The National Institutes of Health has stunningly admitted to funding gain-of-function research on bat coronaviruses at China’s Wuhan lab — despite Dr. Anthony Fauci repeatedly insisting to Congress that no such thing happened.
In a letter to Rep. James Comer (R-Ky.) on Wednesday, a top NIH official blamed EcoHealth Alliance — the New York City-based nonprofit that has funneled US funds to the Wuhan lab — for not being transparent about the work it was doing.
NIH’s principal deputy director, Lawrence A. Tabak, wrote in the letter that EcoHealth’s “limited experiment” tested whether “spike proteins from naturally occurring bat coronaviruses circulating in China were capable of binding to the human ACE2 receptor in a mouse model.”

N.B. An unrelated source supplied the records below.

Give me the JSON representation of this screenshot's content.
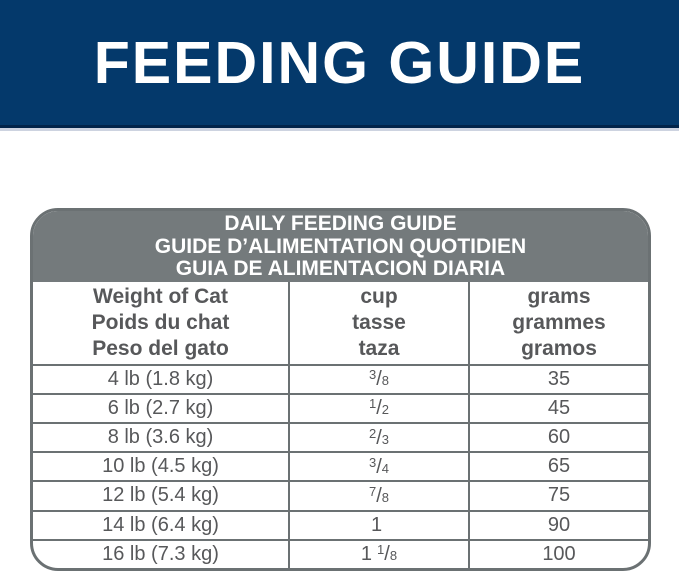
{
  "banner": {
    "title": "FEEDING GUIDE",
    "bg_color": "#04396b",
    "text_color": "#ffffff"
  },
  "table": {
    "title_lines": [
      "DAILY FEEDING GUIDE",
      "GUIDE D’ALIMENTATION QUOTIDIEN",
      "GUIA DE ALIMENTACION DIARIA"
    ],
    "columns": [
      {
        "lines": [
          "Weight of Cat",
          "Poids du chat",
          "Peso del gato"
        ]
      },
      {
        "lines": [
          "cup",
          "tasse",
          "taza"
        ]
      },
      {
        "lines": [
          "grams",
          "grammes",
          "gramos"
        ]
      }
    ],
    "rows": [
      {
        "weight": "4 lb (1.8 kg)",
        "cup": {
          "whole": "",
          "num": "3",
          "den": "8"
        },
        "grams": "35"
      },
      {
        "weight": "6 lb (2.7 kg)",
        "cup": {
          "whole": "",
          "num": "1",
          "den": "2"
        },
        "grams": "45"
      },
      {
        "weight": "8 lb (3.6 kg)",
        "cup": {
          "whole": "",
          "num": "2",
          "den": "3"
        },
        "grams": "60"
      },
      {
        "weight": "10 lb (4.5 kg)",
        "cup": {
          "whole": "",
          "num": "3",
          "den": "4"
        },
        "grams": "65"
      },
      {
        "weight": "12 lb (5.4 kg)",
        "cup": {
          "whole": "",
          "num": "7",
          "den": "8"
        },
        "grams": "75"
      },
      {
        "weight": "14 lb (6.4 kg)",
        "cup": {
          "whole": "1",
          "num": "",
          "den": ""
        },
        "grams": "90"
      },
      {
        "weight": "16 lb (7.3 kg)",
        "cup": {
          "whole": "1",
          "num": "1",
          "den": "8"
        },
        "grams": "100"
      }
    ],
    "colors": {
      "title_band_bg": "#747a7c",
      "border_gray": "#6b7173",
      "text_gray": "#57585a"
    }
  },
  "chart_data": {
    "type": "table",
    "title": "DAILY FEEDING GUIDE / GUIDE D’ALIMENTATION QUOTIDIEN / GUIA DE ALIMENTACION DIARIA",
    "columns": [
      "Weight of Cat / Poids du chat / Peso del gato",
      "cup / tasse / taza",
      "grams / grammes / gramos"
    ],
    "rows": [
      [
        "4 lb (1.8 kg)",
        "3/8",
        35
      ],
      [
        "6 lb (2.7 kg)",
        "1/2",
        45
      ],
      [
        "8 lb (3.6 kg)",
        "2/3",
        60
      ],
      [
        "10 lb (4.5 kg)",
        "3/4",
        65
      ],
      [
        "12 lb (5.4 kg)",
        "7/8",
        75
      ],
      [
        "14 lb (6.4 kg)",
        "1",
        90
      ],
      [
        "16 lb (7.3 kg)",
        "1 1/8",
        100
      ]
    ]
  }
}
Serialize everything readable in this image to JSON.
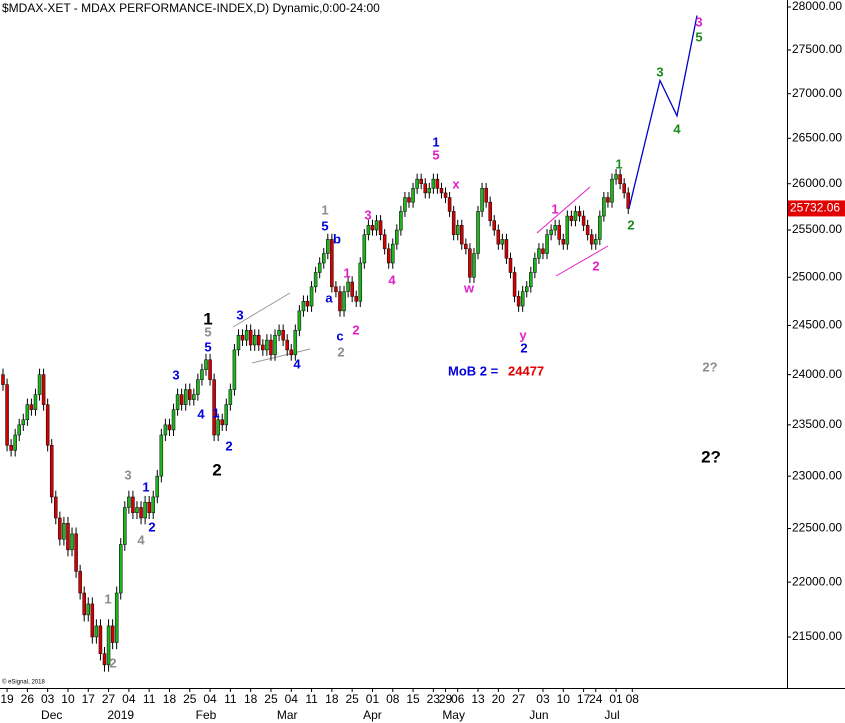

Gain-of-function research refers to viruses being taken from animals before they are genetically altered in a lab to make them more transmissible to humans.
The admission from the NIH official directly contradicts Fauci’s testimony to Congress in May and July, when he denied the US had funded gain-of-function projects in Wuhan.
As recently as last month, Fauci was accused of lying about gain-of-function research after documents, obtained by the Intercept, detailed grants given to EcoHealth Alliance for bat coronavirus studies.
That grant proposal detailed in the trove of documents was for a project titled “Understanding the Risk of Bat Coronavirus Emergence,” which involved screening thousands of bat samples, as well as people who worked with live animals, for novel coronaviruses.
The $3.1 million grant was awarded for a five-year period between 2014 and 2019. After the funding was renewed in 2019, it was suspended by the Trump administration in April 2020.
The grant directed $599,000 to the Wuhan Institute of Virology for bat coronavirus research.
The proposal acknowledged the risks of such research, saying: “Fieldwork involves the highest risk of exposure to SARS or other CoVs, while working in caves with high bat density overhead and the potential for fecal dust to be inhaled.”